ボブカットの女性が、何事か運営と揉めていた。
さきほどH乳牛のまわりにいた、小学生の保護者のようだった。
「なんか子供と一緒に泊まりたいんだってさ」
オカルトコミュニティのメンバーで、そばかすが目立つ女性、岡森麗奈が状況を説明してくれた。
「ああ、なるほど」
「でも、ルールだし、仕方なくない?」
「事前に伝えておくべきだったと思うよ。小学生の親からしたら、そんなルールだったら参加しなかったかも」
「っていうか、小学生を連れてくるのが非常識なんじゃね?」
オカルトコミュニティのメンバーたちも、さまざまな意見を口に出しながら、事の成り行きを見守っていた。
「駄目だ。ルールはフェアにしないと」
シュンケルが言い放つ。
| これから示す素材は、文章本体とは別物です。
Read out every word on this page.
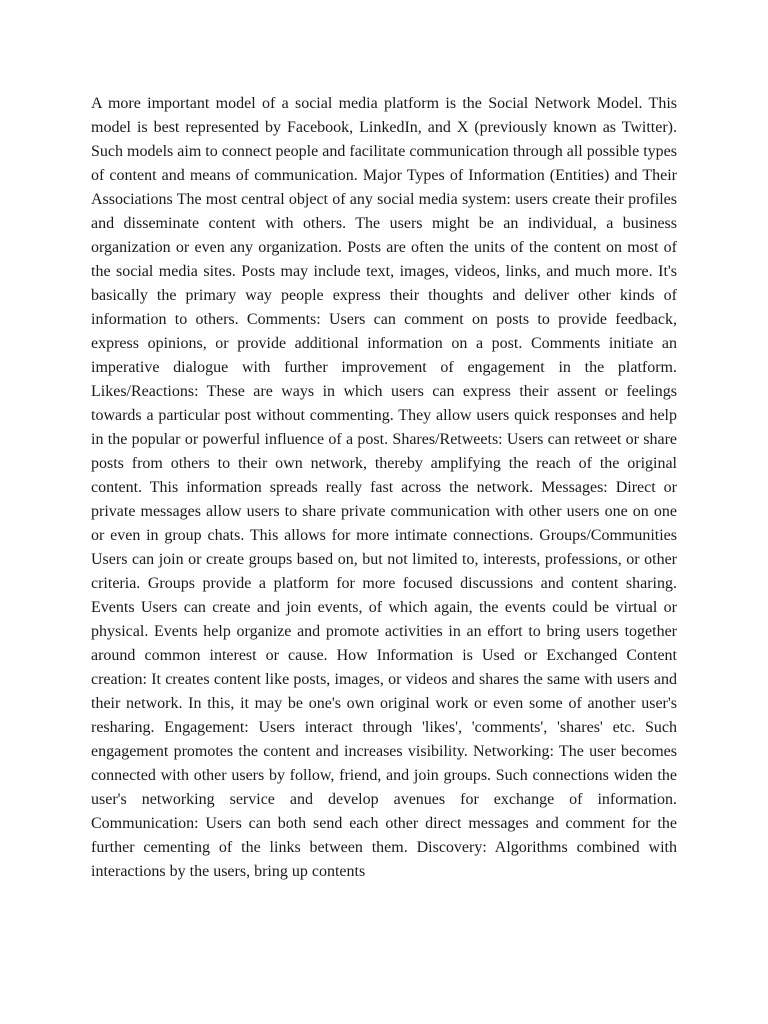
A more important model of a social media platform is the Social Network Model. This model is best represented by Facebook, LinkedIn, and X (previously known as Twitter). Such models aim to connect people and facilitate communication through all possible types of content and means of communication. Major Types of Information (Entities) and Their Associations The most central object of any social media system: users create their profiles and disseminate content with others. The users might be an individual, a business organization or even any organization. Posts are often the units of the content on most of the social media sites. Posts may include text, images, videos, links, and much more. It's basically the primary way people express their thoughts and deliver other kinds of information to others. Comments: Users can comment on posts to provide feedback, express opinions, or provide additional information on a post. Comments initiate an imperative dialogue with further improvement of engagement in the platform. Likes/Reactions: These are ways in which users can express their assent or feelings towards a particular post without commenting. They allow users quick responses and help in the popular or powerful influence of a post. Shares/Retweets: Users can retweet or share posts from others to their own network, thereby amplifying the reach of the original content. This information spreads really fast across the network. Messages: Direct or private messages allow users to share private communication with other users one on one or even in group chats. This allows for more intimate connections. Groups/Communities Users can join or create groups based on, but not limited to, interests, professions, or other criteria. Groups provide a platform for more focused discussions and content sharing. Events Users can create and join events, of which again, the events could be virtual or physical. Events help organize and promote activities in an effort to bring users together around common interest or cause. How Information is Used or Exchanged Content creation: It creates content like posts, images, or videos and shares the same with users and their network. In this, it may be one's own original work or even some of another user's resharing. Engagement: Users interact through 'likes', 'comments', 'shares' etc. Such engagement promotes the content and increases visibility. Networking: The user becomes connected with other users by follow, friend, and join groups. Such connections widen the user's networking service and develop avenues for exchange of information. Communication: Users can both send each other direct messages and comment for the further cementing of the links between them. Discovery: Algorithms combined with interactions by the users, bring up contents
ガンとして譲るつもりはない感じだった。
少しだけ、騒ぎが大きくなってきている。
「どちらか片方がOUTになったら、両方OUTにしたらどうですか?」
そんな提案をしてきたのは、整った顔立ちをした男性だった。
爽やかな笑顔に、ワックスで動きを付けた黒髪、オシャレで落ち着いた服装をしていた。
アイドルだと紹介されても、驚きはしないだろう。
「やだ。あの人かっこよくない?」
由詩が思わずといった感じで、黄色い声を漏らす。
「二人だと、怖さが半減するだろ? そんなのズルじゃん」
イケメンの提案に、シュンケルがムッとした態度で答えた。
「子供は怖がりなんでハンデが必要では? しかも親からしたら、子供がOUTになったら自分もOUTになるんです。そっちはデメリットになると思いますよ?」
「いいんとちゃう? 先にルール言わなかったウチらにも問題はあるわけだし」
YouTuberのやまだ天気が口を挟んできた。
彼女は過去に、「イケメンじゃない奴は人権がない」と発言し炎上していた。
その後も何度か炎上していたが、今ではイケメン大好きキャラとして、人気を取り戻している。
「だけどよ」
シュンケルはまだ不満そうだった。
「助けてコールはどうすんだ? 子供だからスマホは持ってないだろ?」
ひっつめ髪で無精ひげの男性も話に加わってきた。
ちなみに助けてコールとは、スマホでOUTを宣言することだ。
助けてコールを使うと、すぐに運営が駆けつけてくる。
元来、この廃村には携帯電話の基地局はないのだが、なんでも数キロ先の基地局まで無線で通信を飛ばせる機械を準備したらしく、全員のスマホが使用できる状態にあった。
「それは、紙か何かに書かせて…」
「助けてコールに意味があるのは、怖いとき、すぐに運営が来てくれる点です。どのみち朝まで来ないのなら、我慢するしかないですし、それは逆にアンフェアなのでは?」
イケメンの指摘に、シュンケルは「うぐぐ」と唸った。
「また、親子のうち片方が脱落した場合、常識的に考えて、残ったほうもリタイアするしかないと思いますよ」
「あのイケメン。頭も良くない? 独身かな?」
由詩がキャキャっとはしゃいでいる。
いや、彼女だけでなく、多くの女性の心も掴んでいるようだった。
「いや、だけどルールが…」
「シュンケルは頭かったいわ。ルール言うけど、最初は3日だったデスゲームを急遽7日に伸ばしたんは、あんたやん」
やまだ天気が呆れたように言った。
「あ、いや…、俺じゃ」
「とにかく、このイケメンさんの意見を取り入れよ?」
「……」
「では、みんなの意見を聞きませんか? 言い出しっぺは僕ですが、ここにいる参加者の意志も大切です」
「せやな! うちもそう思とった! みんな、聞いてたよな!? このイケメンさん…、ええと…」
「真壁です。真壁浩人」
イケメンが笑顔で自己紹介した。